Heated discussions on societal issues by experts on special occasions at seminars and forums are routine. They create public perceptions that may not represent the total picture, or reality.

On this International Women’s Day, Dawn talked to some ‘ordinary’ women about their experiences in the real world. Whatever grand plans the policymakers have introduced for their empowerment and betterment, life remains a struggle for the vast majority of the women of Pakistan.—Kalbe Ali

Bibi Jan has earned the reputation of a challenger, and a rebel against the cultural norms, by becoming the first custodian of a shrine (gaddi nasheen) in the Potohar region, if not the country.

Now she is a candidate for a reserved seat for women in the legislatures from the PPP.

She got the gaddi of Agha Pir Zaman Badshah, Badana, tehsil Gujar Khan after the male members showed no interest or did not measure up to the position.

“Back biting and false accusations are the first attacks on women in our society,” said Bibi Jan who triumphed in the face of threats and fierce opposition from her extended family that a woman cannot be the custodian of any shrine.

She said the male members of the family were disinterested in the position because the shrine had more to do with social work and none with raking in money from disciples.

She could establish her right to the gaddi because she is among the few custodians of shrines in the country who have studied spiritual sciences at Al Azhar, and at Qum, Iran.

She is now all set to battle in the political.

“They do not want a woman to be out and open among the political workers.
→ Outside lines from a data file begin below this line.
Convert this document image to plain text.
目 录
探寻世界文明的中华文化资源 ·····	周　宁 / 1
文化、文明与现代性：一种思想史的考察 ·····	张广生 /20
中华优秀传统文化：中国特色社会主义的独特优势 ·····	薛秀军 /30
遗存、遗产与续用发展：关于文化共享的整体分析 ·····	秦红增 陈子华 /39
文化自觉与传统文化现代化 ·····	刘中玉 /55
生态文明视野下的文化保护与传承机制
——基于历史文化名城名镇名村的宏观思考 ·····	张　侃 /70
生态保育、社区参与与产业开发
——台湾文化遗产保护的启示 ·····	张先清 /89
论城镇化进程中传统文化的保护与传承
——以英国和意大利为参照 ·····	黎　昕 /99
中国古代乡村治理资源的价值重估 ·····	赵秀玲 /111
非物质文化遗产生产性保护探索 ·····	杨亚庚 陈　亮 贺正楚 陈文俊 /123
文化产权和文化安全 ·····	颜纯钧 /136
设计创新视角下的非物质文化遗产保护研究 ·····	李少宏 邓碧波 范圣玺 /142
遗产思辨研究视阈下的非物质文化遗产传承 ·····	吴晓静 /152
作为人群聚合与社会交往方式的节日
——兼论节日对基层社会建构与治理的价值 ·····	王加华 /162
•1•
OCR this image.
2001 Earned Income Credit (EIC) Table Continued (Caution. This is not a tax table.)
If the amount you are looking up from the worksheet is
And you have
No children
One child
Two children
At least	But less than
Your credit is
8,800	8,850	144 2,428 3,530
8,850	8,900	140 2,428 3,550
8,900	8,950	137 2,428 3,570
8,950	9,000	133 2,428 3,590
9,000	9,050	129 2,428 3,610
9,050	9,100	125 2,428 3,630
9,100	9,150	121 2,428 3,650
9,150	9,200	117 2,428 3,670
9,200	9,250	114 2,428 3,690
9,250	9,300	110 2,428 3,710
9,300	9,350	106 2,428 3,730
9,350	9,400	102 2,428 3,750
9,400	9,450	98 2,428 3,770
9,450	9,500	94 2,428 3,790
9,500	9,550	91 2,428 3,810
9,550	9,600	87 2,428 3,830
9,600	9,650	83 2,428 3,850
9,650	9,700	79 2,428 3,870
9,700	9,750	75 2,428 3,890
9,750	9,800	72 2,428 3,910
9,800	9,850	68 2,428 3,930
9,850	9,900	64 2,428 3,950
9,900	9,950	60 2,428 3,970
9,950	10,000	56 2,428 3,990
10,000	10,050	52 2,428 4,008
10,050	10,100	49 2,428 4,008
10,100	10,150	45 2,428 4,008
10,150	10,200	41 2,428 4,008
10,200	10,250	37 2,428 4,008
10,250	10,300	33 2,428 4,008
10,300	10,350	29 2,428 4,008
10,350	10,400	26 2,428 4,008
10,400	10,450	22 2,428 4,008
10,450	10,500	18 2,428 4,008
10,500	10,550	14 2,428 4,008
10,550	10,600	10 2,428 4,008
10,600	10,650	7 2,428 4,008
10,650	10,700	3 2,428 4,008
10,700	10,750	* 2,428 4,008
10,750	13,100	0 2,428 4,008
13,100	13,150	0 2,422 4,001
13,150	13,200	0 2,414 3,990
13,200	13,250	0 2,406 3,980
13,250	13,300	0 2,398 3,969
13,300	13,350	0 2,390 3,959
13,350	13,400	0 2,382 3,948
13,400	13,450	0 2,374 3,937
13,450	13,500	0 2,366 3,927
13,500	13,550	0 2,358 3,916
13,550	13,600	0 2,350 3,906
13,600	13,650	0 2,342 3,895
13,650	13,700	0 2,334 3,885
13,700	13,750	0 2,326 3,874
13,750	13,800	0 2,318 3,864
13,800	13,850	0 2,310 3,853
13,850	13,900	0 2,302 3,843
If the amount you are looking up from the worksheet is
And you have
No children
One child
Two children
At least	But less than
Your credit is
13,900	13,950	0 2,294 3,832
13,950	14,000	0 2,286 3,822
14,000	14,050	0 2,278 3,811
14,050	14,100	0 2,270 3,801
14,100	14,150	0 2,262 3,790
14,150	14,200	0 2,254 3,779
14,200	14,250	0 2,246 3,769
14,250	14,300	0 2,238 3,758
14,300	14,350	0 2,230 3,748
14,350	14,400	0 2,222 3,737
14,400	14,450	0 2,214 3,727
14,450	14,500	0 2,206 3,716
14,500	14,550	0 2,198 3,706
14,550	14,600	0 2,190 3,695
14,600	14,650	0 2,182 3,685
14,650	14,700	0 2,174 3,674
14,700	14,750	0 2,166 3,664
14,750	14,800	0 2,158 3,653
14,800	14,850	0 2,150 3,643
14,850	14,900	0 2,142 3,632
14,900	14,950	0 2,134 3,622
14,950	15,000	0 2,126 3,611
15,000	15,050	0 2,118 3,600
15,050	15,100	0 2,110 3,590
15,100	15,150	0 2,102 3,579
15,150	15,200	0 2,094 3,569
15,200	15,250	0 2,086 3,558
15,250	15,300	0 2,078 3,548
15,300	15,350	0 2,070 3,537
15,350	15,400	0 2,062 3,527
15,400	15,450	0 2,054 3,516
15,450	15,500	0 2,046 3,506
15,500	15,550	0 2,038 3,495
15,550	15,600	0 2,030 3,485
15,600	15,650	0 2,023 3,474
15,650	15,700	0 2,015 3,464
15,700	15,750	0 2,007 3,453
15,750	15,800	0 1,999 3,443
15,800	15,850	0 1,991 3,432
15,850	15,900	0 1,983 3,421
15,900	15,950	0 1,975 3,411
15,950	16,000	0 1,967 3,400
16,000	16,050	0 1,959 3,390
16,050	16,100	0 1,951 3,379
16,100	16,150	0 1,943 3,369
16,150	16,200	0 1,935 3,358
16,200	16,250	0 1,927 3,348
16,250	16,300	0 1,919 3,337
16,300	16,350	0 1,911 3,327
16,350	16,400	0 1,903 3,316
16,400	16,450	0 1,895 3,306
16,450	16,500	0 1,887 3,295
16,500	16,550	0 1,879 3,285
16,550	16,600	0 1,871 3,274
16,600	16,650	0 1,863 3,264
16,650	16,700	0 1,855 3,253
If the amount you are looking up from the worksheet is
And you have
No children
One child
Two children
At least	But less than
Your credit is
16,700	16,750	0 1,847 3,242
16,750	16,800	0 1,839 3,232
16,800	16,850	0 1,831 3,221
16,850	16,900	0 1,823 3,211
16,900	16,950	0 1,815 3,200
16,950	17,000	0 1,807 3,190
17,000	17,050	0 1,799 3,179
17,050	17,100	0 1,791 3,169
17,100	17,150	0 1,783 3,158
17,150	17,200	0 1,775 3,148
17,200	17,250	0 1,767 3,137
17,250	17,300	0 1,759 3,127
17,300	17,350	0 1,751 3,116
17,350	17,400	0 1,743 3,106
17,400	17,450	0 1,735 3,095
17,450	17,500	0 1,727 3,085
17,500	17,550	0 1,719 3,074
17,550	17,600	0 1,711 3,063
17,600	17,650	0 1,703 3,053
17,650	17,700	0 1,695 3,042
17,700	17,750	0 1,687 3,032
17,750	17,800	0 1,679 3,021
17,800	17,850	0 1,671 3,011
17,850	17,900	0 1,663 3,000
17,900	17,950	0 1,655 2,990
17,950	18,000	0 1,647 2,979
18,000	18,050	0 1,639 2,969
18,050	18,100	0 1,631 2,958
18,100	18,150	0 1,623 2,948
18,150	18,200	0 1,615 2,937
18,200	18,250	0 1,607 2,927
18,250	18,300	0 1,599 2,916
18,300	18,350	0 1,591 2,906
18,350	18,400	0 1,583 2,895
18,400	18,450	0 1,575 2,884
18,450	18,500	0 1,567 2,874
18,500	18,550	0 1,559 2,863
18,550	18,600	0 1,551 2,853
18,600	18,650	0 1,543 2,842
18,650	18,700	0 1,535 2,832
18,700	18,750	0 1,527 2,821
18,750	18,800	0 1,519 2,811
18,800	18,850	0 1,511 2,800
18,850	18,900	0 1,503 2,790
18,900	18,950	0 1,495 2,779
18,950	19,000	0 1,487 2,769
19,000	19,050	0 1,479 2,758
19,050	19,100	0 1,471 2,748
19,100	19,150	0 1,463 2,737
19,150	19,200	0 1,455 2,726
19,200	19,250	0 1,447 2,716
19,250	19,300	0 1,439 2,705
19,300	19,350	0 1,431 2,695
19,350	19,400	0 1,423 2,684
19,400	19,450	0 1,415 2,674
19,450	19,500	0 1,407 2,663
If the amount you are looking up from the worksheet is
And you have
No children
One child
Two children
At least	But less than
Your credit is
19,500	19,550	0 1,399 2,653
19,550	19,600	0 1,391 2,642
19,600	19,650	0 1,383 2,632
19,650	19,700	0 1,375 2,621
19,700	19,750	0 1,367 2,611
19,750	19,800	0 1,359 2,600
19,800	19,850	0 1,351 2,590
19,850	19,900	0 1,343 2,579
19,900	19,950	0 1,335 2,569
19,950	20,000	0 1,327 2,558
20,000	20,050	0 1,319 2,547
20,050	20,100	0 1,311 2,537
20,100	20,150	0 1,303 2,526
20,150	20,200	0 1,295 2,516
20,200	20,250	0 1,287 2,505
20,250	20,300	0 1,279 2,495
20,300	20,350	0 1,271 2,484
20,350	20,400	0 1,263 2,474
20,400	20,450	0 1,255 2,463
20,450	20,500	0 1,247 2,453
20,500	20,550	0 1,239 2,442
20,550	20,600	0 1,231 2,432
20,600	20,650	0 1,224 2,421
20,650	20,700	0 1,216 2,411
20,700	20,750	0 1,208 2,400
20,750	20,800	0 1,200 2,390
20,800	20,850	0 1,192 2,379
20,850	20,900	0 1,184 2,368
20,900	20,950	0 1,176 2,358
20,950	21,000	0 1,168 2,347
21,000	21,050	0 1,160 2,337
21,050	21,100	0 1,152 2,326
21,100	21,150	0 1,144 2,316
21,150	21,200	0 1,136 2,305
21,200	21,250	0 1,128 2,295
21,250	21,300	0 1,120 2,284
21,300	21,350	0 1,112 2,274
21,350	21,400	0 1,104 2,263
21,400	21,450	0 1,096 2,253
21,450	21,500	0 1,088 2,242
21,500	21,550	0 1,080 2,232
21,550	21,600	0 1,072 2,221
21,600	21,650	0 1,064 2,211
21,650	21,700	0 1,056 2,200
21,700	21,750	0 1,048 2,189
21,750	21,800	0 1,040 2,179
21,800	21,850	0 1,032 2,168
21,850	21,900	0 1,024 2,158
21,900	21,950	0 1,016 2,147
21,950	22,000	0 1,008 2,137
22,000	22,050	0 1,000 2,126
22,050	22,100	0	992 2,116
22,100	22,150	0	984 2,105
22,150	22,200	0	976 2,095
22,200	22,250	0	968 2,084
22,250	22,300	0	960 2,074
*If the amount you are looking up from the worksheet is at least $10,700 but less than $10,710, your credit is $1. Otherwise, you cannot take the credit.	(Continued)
But the community wants improvement and I have example of Benazir Bhutto to try to bring that about,” she said.

Surraya Kausar is least bothered about any international day, politics or even the climatic conditions. She has to be at her job especially on tough days because as a housemaid things cannot be taken for granted.

Abused, accused of various charges, overworked and underpaid, she faced the hardships of a brick-kiln worker in Sahiwal in the early stages of her life.

After her son was born, she persuaded her husband to move out of the mud-hole and go to Karachi in 1999 in the quest to have a better future.

While her husband managed to get meager earnings as a daily wage construction worker when they lived in Orangi Town Karachi, she could not find any work there.

“I cannot speak Urdu and the people there did not understand Punjabi, besides there area a lot of Bengali and Seraiki maids in Karachi,” she said. “But the worst part is that I am Christian.”

After convincing her husband, they moved to the federal capital where the couple established a hutment in G-7 slum area and she has been a housemaid working in Rawalpindi for more than a decade now.

Her children are studying in a private school in the locality where she works.

She explains proudly that her top priority is food for family and education for the children. At least they would not be brick-kiln workers.

Ghazala Noreen belongs to the middle class and the ranks of millions of working girls of the country - and faces the same problems they do.

Like them, she feels she is considered by her male colleagues less intelligent, slower and owing her job to “connections”, not merit.

“That is one big problem,” she says. “The men in our society have yet to appreciate that women are humans too.”

Ghazala comes from a well-off middle class family. Her father was a government officer in Multan. She took the bold decision - and convinced her family to allow her - to go to Islamabad for an internship programme.

“While I was embarking for Islamabad after graduating from Bahauddin Zakaria University, every wellwishers advised me to always carry a knife for security,” Ms Ghazala said.

“After spending some time in Islamabad I learnt that if I am upright and straight there is no serious threat from anybody,” she recalled.

Ghazala got a job in Wasa after her internship but later quit it and entered the fast lane of electronic media where, in the face of all odds and challenges she has managed to command respect of her male colleagues and get prime beats assigned by her channel.

She is since married to a colleague, a fellow Saraiki clan member, and has a son. Her mother takes care of the child while she works the maddening work of a television reporter.

Mrs Azra Azar is an M.Phil in special education, with major in deaf and dumb children. Born and educated in Rawalpindi, she moved to Jhelum after marriage where she took up a teaching job.

She was beginning to settle down in the job when she had to move back to Rawalpindi because her husband got a better job in a pharma company.

“Everyone would tell me that my first duty is towards my husband and my children,” she said.

“It is painful and frustrating to see all my hard work in attaining knowledge rotting. It wouldn’t have been harder, or impossible, to raise children and also hold a job for me, but that needed support from the in-laws.”

So she went for the second best option - use her speaking skills.

She became a Zakira narrating religious history and texts at majalis.

Mrs Azra is able to carry on this “social duty without neglecting my responsibilities as a wife, mother of three and a daughter-in-law”.

“It is normal that whenever there are guests in the house, or the maid is ill, all the responsibility falls on the housewife,” she said.

Her mother-in-law is not the traditional hard task master. In fact she complains, with a hint of pride, that her daughter-in-law is always busy and not taking care of herself.